Wow. Look at this definition! “Now syllogism is a statement [logos] in which, certain things having been posited, something other than the posited necessarily results through what is posited” (100a). We have something—and something else comes in to being from it! Where’s Aristotle’s On Coming to Be and Passing Away when I need it? J

Apodeixis [logical demonstration] occurs whenever the syllogism is drawn from things that are true and primary or from things that are of the sort as to have taken the first principle of knowledge of them from what is primary and true; but a syllogism is dialectical when drawn from generally accepted opinions” (100a-100b18). Things that are true are persuasive in themselves and by themselves. Opinions, or endoxa, are things that seem right to all people or most people or the wise, meaning most of the wise, or the most well-known as authorities.

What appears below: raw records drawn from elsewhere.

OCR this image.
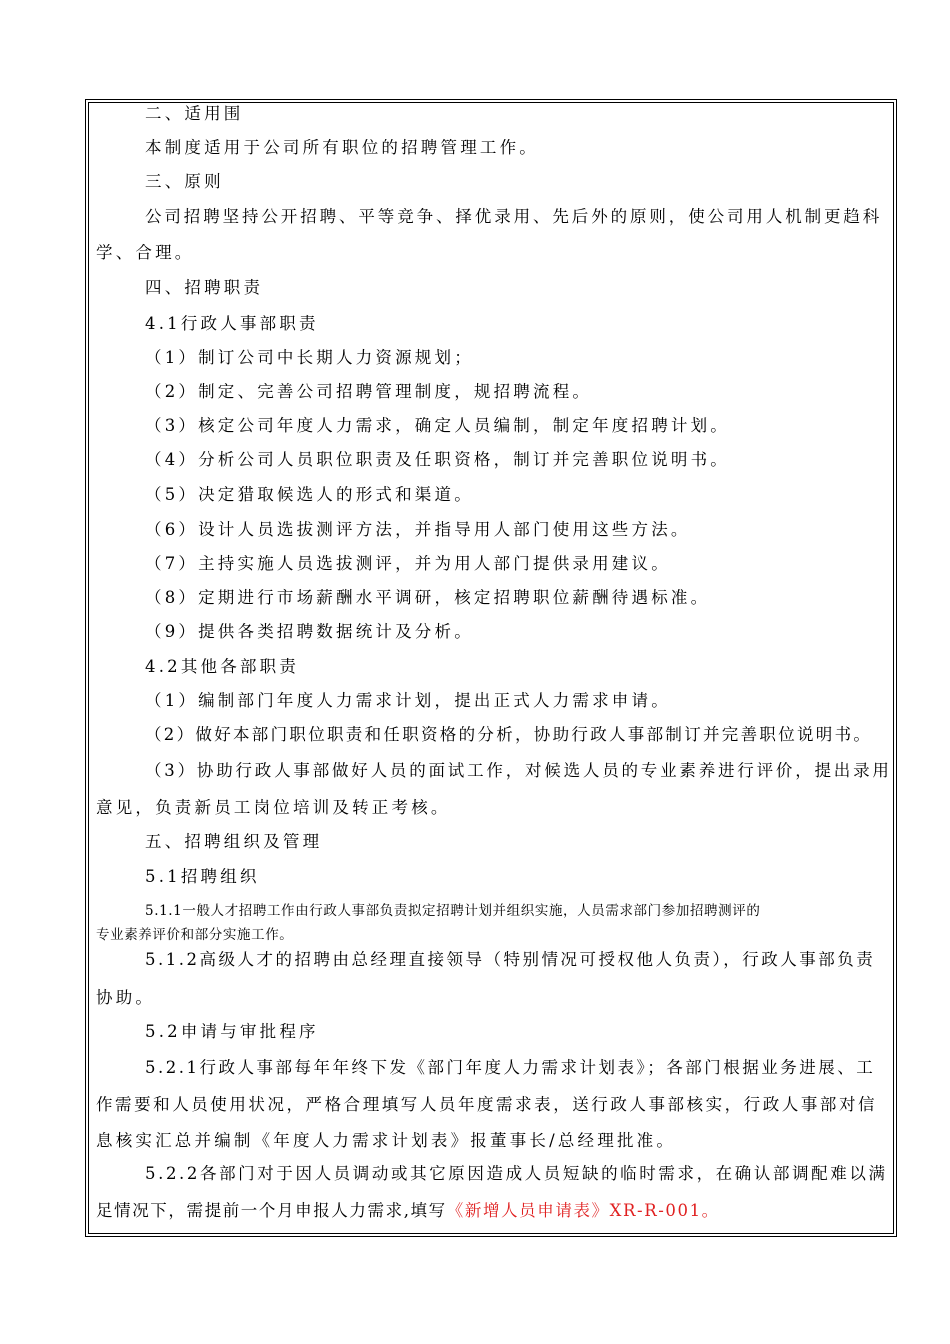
二、适用围
本制度适用于公司所有职位的招聘管理工作。
三、原则
公司招聘坚持公开招聘、平等竞争、择优录用、先后外的原则，使公司用人机制更趋科
学、合理。
四、招聘职责
4.1行政人事部职责
（1）制订公司中长期人力资源规划；
（2）制定、完善公司招聘管理制度，规招聘流程。
（3）核定公司年度人力需求，确定人员编制，制定年度招聘计划。
（4）分析公司人员职位职责及任职资格，制订并完善职位说明书。
（5）决定猎取候选人的形式和渠道。
（6）设计人员选拔测评方法，并指导用人部门使用这些方法。
（7）主持实施人员选拔测评，并为用人部门提供录用建议。
（8）定期进行市场薪酬水平调研，核定招聘职位薪酬待遇标准。
（9）提供各类招聘数据统计及分析。
4.2其他各部职责
（1）编制部门年度人力需求计划，提出正式人力需求申请。
（2）做好本部门职位职责和任职资格的分析，协助行政人事部制订并完善职位说明书。
（3）协助行政人事部做好人员的面试工作，对候选人员的专业素养进行评价，提出录用
意见，负责新员工岗位培训及转正考核。
五、招聘组织及管理
5.1招聘组织
5.1.1一般人才招聘工作由行政人事部负责拟定招聘计划并组织实施，人员需求部门参加招聘测评的
专业素养评价和部分实施工作。
5.1.2高级人才的招聘由总经理直接领导（特别情况可授权他人负责），行政人事部负责
协助。
5.2申请与审批程序
5.2.1行政人事部每年年终下发《部门年度人力需求计划表》；各部门根据业务进展、工
作需要和人员使用状况，严格合理填写人员年度需求表，送行政人事部核实，行政人事部对信
息核实汇总并编制《年度人力需求计划表》报董事长/总经理批准。
5.2.2各部门对于因人员调动或其它原因造成人员短缺的临时需求，在确认部调配难以满
足情况下，需提前一个月申报人力需求,填写《新增人员申请表》XR-R-001。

Dialectic is useful for 3 purposes: mental training as a method to undertake discussion on any subject, serious conversation that lets us restate what other say to us, and philosophical science, since dialectic enables us to state both sides of an issue and thereby more easily see what is true and what is false.
“We shall possess the method completely when we are in the same situation as in rhetoric and medicine and such faculties: that is, [able] to accomplish what we choose from the available means; for neither will the one with rhetorical skill persuade by every means nor will the doctor heal, but if none of the available means is neglected we shall say that he has knowledge adequately” (101b).